City Council recently developed and approved two separate Land Use Code amendments that will trigger Design Review for some development proposals that were previously exempt from Design Review or Streamlined Design Review.
- The first amendment was added as part of the Lowrise Multifamily code update. This amendment modifies Table A of SMC 23.41.004, and requires multifamily developments of more than 8 units in the Lowrise 2 zone to go through the Design Review process. This change became effective on August 9th, 2015 (Ordinance 124803).
- The second amendment affects new developments containing 3 or more dwelling units and/or at least 2,000 square feet of nonresidential space. Developments that meet those criteria may be subject to full Design Review if they abut a “qualifying lot” or lots. A qualifying lot is: (1) an abutting lot(s) for which a concurrent MUP or building permit application is submitted to DPD for review, or is subject of an issued permit, or has a project under construction but does not yet have the Certificate of Occupancy or final inspection and approval; and (2) the number of units or nonresidential space on the qualifying lot, when added together with the three or more units or 2,000 or more square feet of nonresidential space for the new development proposal, would exceed the Design Review thresholds in Table A or B to Section 23.41.004. Projects on the abutting lots that are currently under review or have an issued permit are not subject to Design Review if they were accepted as a complete application, and don’t, on their own, exceed the Design Review threshold. Design Review would apply only to the subject lot, which is the later application that brings the combined total of units and/or square footage over the design review threshold. For reference, the complete language of this new code provision is provided below (Ordinance 124843).

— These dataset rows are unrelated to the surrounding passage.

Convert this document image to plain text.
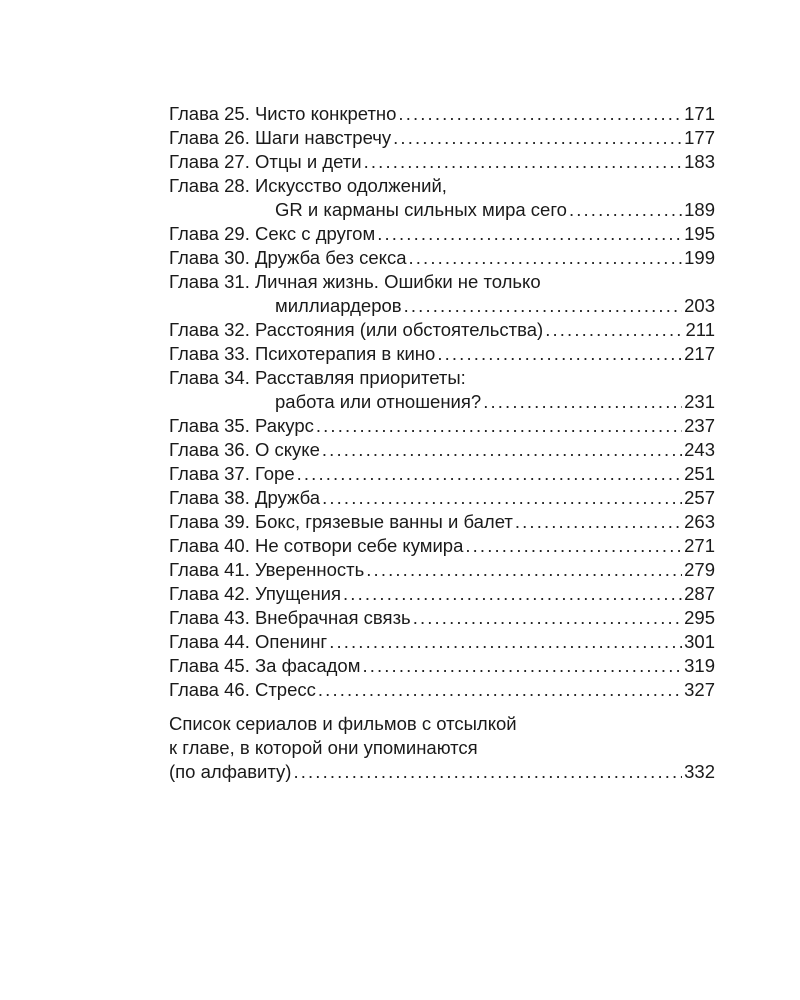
Глава 25. Чисто конкретно . . .	171
Глава 26. Шаги навстречу . . .	177
Глава 27. Отцы и дети . . .	183
Глава 28. Искусство одолжений,
GR и карманы сильных мира сего . . .	189
Глава 29. Секс с другом . . .	195
Глава 30. Дружба без секса . . .	199
Глава 31. Личная жизнь. Ошибки не только
миллиардеров . . .	203
Глава 32. Расстояния (или обстоятельства) . . .	211
Глава 33. Психотерапия в кино . . .	217
Глава 34. Расставляя приоритеты:
работа или отношения? . . .	231
Глава 35. Ракурс . . .	237
Глава 36. О скуке . . .	243
Глава 37. Горе . . .	251
Глава 38. Дружба . . .	257
Глава 39. Бокс, грязевые ванны и балет . . .	263
Глава 40. Не сотвори себе кумира . . .	271
Глава 41. Уверенность . . .	279
Глава 42. Упущения . . .	287
Глава 43. Внебрачная связь . . .	295
Глава 44. Опенинг . . .	301
Глава 45. За фасадом . . .	319
Глава 46. Стресс . . .	327
Список сериалов и фильмов с отсылкой
к главе, в которой они упоминаются
(по алфавиту) . . .	332
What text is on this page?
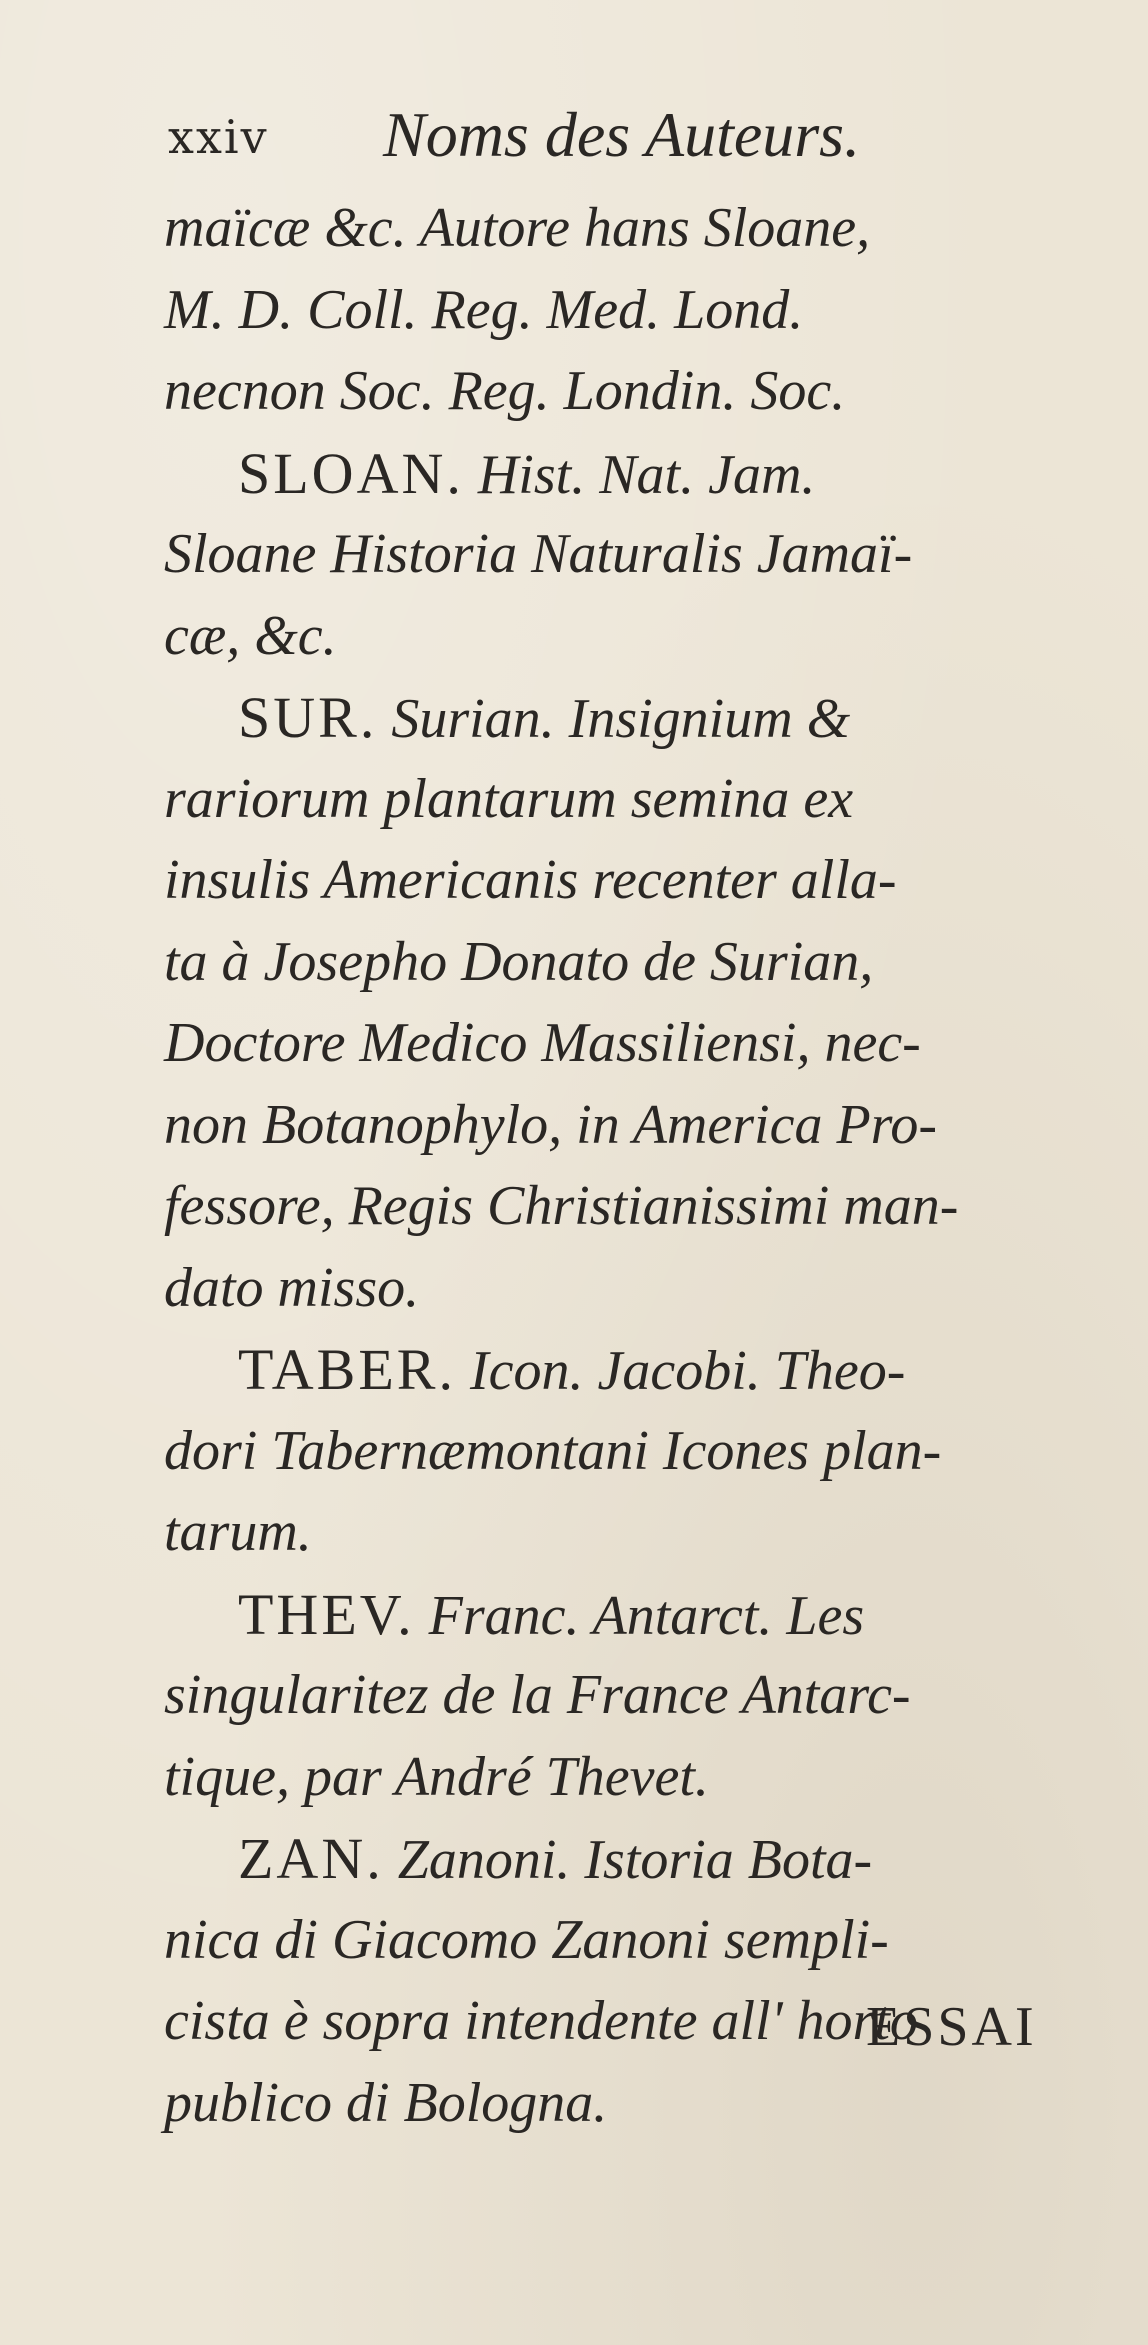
xxiv Noms des Auteurs.
maïcæ &c. Autore hans Sloane,
M. D. Coll. Reg. Med. Lond.
necnon Soc. Reg. Londin. Soc.
SLOAN. Hist. Nat. Jam.
Sloane Historia Naturalis Jamaï-
cæ, &c.
SUR. Surian. Insignium &
rariorum plantarum semina ex
insulis Americanis recenter alla-
ta à Josepho Donato de Surian,
Doctore Medico Massiliensi, nec-
non Botanophylo, in America Pro-
fessore, Regis Christianissimi man-
dato misso.
TABER. Icon. Jacobi. Theo-
dori Tabernæmontani Icones plan-
tarum.
THEV. Franc. Antarct. Les
singularitez de la France Antarc-
tique, par André Thevet.
ZAN. Zanoni. Istoria Bota-
nica di Giacomo Zanoni sempli-
cista è sopra intendente all' horto
publico di Bologna.
ESSAI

Seattle Municipal Code section 23.41.004.A.8
- Except for development with the boundaries of a Master Planned Community, design review pursuant to Section 23.41.014 is required for a development proposal if the proposal is (a) for three or more attached or detached dwelling units or 2,000 square feet or more of non-residential gross floor area; and (b) on a lot that is abutting one or more qualifying lots and the combined size of development proposals on the subject lot and abutting qualifying lot or lots exceeds thresholds in Table A or Table B to Section 23.41.004. For purposes of the preceding sentence, a “qualifying lot” is a lot for which, on the day a complete application is submitted for a development proposal on the subject lot: (a) a complete Master Use Permit or building permit application for a development proposal that does not exceed thresholds in Table A or B to Section 23.41.004 is or has been submitted; and (b) a certificate of occupancy for the development has not been issued or, for a project where no certificate of occupancy is required, the final inspection pursuant to any issued building permit has not been completed. If complete applications for development proposals are submitted for the subject lot and qualifying lot on the same day, design review is required for both development proposals.
The legislation will be effective on September 21, 2015.
DPD recommends that permit applicants with development proposals in multifamily and commercial zones should review this new rule to determine whether it will affect their project. DPD also advises applicants to be aware of new or planned development proposals on properties that abut their future development. Applicants may learn the status of potential development on abutting parcels by using the “Find Status and Activity” tool on the DPD webpage at www.seattle.gov/dpd/. However, given the complexity of DPD’s intake and application process for development, DPD cannot guarantee that this information will not evolve. Applicants are advised that the information on DPD’s webpage represents a snapshot in time, and they cannot completely rely on the accuracy of this information since we cannot predict whether applications will be accepted on the day of a scheduled intake appointment. Standard reasons such as an incomplete application, delay in payment of application fees, appointment cancellations, etc. all can effect whether applications are accepted by DPD.
DPD will determine whether design review is potentially required when a new permit application is screened. DPD will try to advise applicants, but will not be able to guarantee whether design review is required until a permit application is screened at the intake appointment.